I’m sure you’ve all heard by now that theatre company Downstage, which operated out of the Hannah Playhouse (which is named after Hannahs shoes FYI), has had to close its curtains. “Woe is me,” goes the Wellington media and theatre community.
Meh. It’s not that I didn’t see some amazing works of theatre there—among others, Eli Kent’s The Infinite Art of Actually Caring blew my mind—it’s just that Downstage, like so many deceased theatre ventures in New Zealand, had a big hand in digging its own grave.
In 2011, there was a bit of a crisis in funding, but Wellington City Council stepped in and has propped it up since then, as well as the Creative New Zealand funding and independent fundraising. However, the news that Creative New Zealand will no longer be giving $325,000 a year to Downstage, combined with low ticket sales, meant that it was no longer sustainable.
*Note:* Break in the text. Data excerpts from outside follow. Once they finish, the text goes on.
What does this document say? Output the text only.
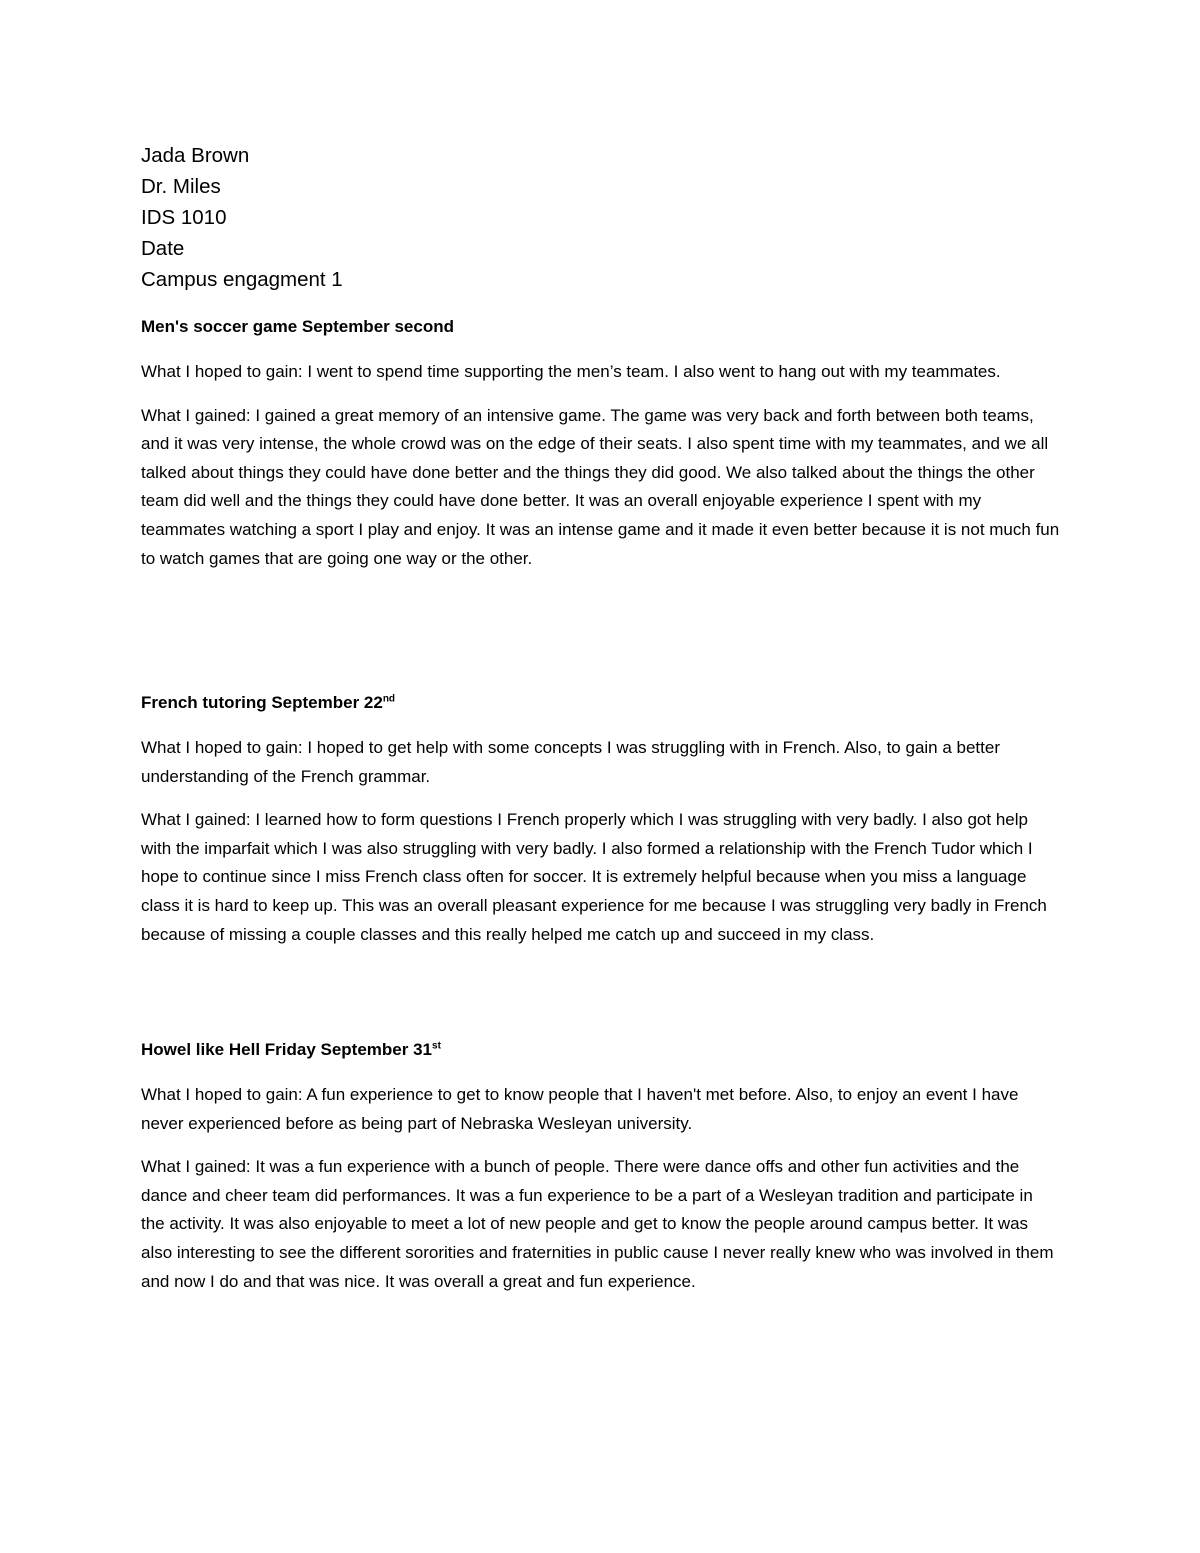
Jada Brown
Dr. Miles
IDS 1010
Date
Campus engagment 1
Men's soccer game September second

What I hoped to gain: I went to spend time supporting the men’s team. I also went to hang out with my teammates.

What I gained: I gained a great memory of an intensive game. The game was very back and forth between both teams, and it was very intense, the whole crowd was on the edge of their seats. I also spent time with my teammates, and we all talked about things they could have done better and the things they did good. We also talked about the things the other team did well and the things they could have done better. It was an overall enjoyable experience I spent with my teammates watching a sport I play and enjoy. It was an intense game and it made it even better because it is not much fun to watch games that are going one way or the other.

French tutoring September 22nd

What I hoped to gain: I hoped to get help with some concepts I was struggling with in French. Also, to gain a better understanding of the French grammar.

What I gained: I learned how to form questions I French properly which I was struggling with very badly. I also got help with the imparfait which I was also struggling with very badly. I also formed a relationship with the French Tudor which I hope to continue since I miss French class often for soccer. It is extremely helpful because when you miss a language class it is hard to keep up. This was an overall pleasant experience for me because I was struggling very badly in French because of missing a couple classes and this really helped me catch up and succeed in my class.

Howel like Hell Friday September 31st

What I hoped to gain: A fun experience to get to know people that I haven't met before. Also, to enjoy an event I have never experienced before as being part of Nebraska Wesleyan university.

What I gained: It was a fun experience with a bunch of people. There were dance offs and other fun activities and the dance and cheer team did performances. It was a fun experience to be a part of a Wesleyan tradition and participate in the activity. It was also enjoyable to meet a lot of new people and get to know the people around campus better. It was also interesting to see the different sororities and fraternities in public cause I never really knew who was involved in them and now I do and that was nice. It was overall a great and fun experience.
What the Wellington theatrical scene hasn’t seemed to grasp is this simple concept: without bums on seats, you don’t have a show. You need full houses, not only to bring money in the door, but to get people to spread the word so that they’ll bring money in the door. You are so much more likely to go to a show that your friend says is amazing than because Laurie Atkinson at the Dom Post thinks so.
How do you get these mysterious arty bottoms on hard, scratchy seats? You lower the price. Or at least price appropriately. The problem with Downstage’s offerings is that they were new and exciting, perhaps too new for the older, moneyed-up honeys who like to meander round to Circa, and yet the people who should have been going (i.e people like us) are not going to pay $25 for a risk. We can go to BATS for $12, so if it’s crap we can still get a beer and not feel like it’s an evening wasted. But asking for $25+ with no student discounts, early-bird tickets or previews? It is such simple maths: you can get two yo-pros to go = $50, or you can get me and three of my friends to go for say $15 each and then when we all tell three people how wonderful it was, your ticket sales and takings increase exponentially. Duh!
Let’s hope the others can learn from Downstage’s mistakes—which weren’t just limited to ticketing—and keep the body of Wellington theatre breathing.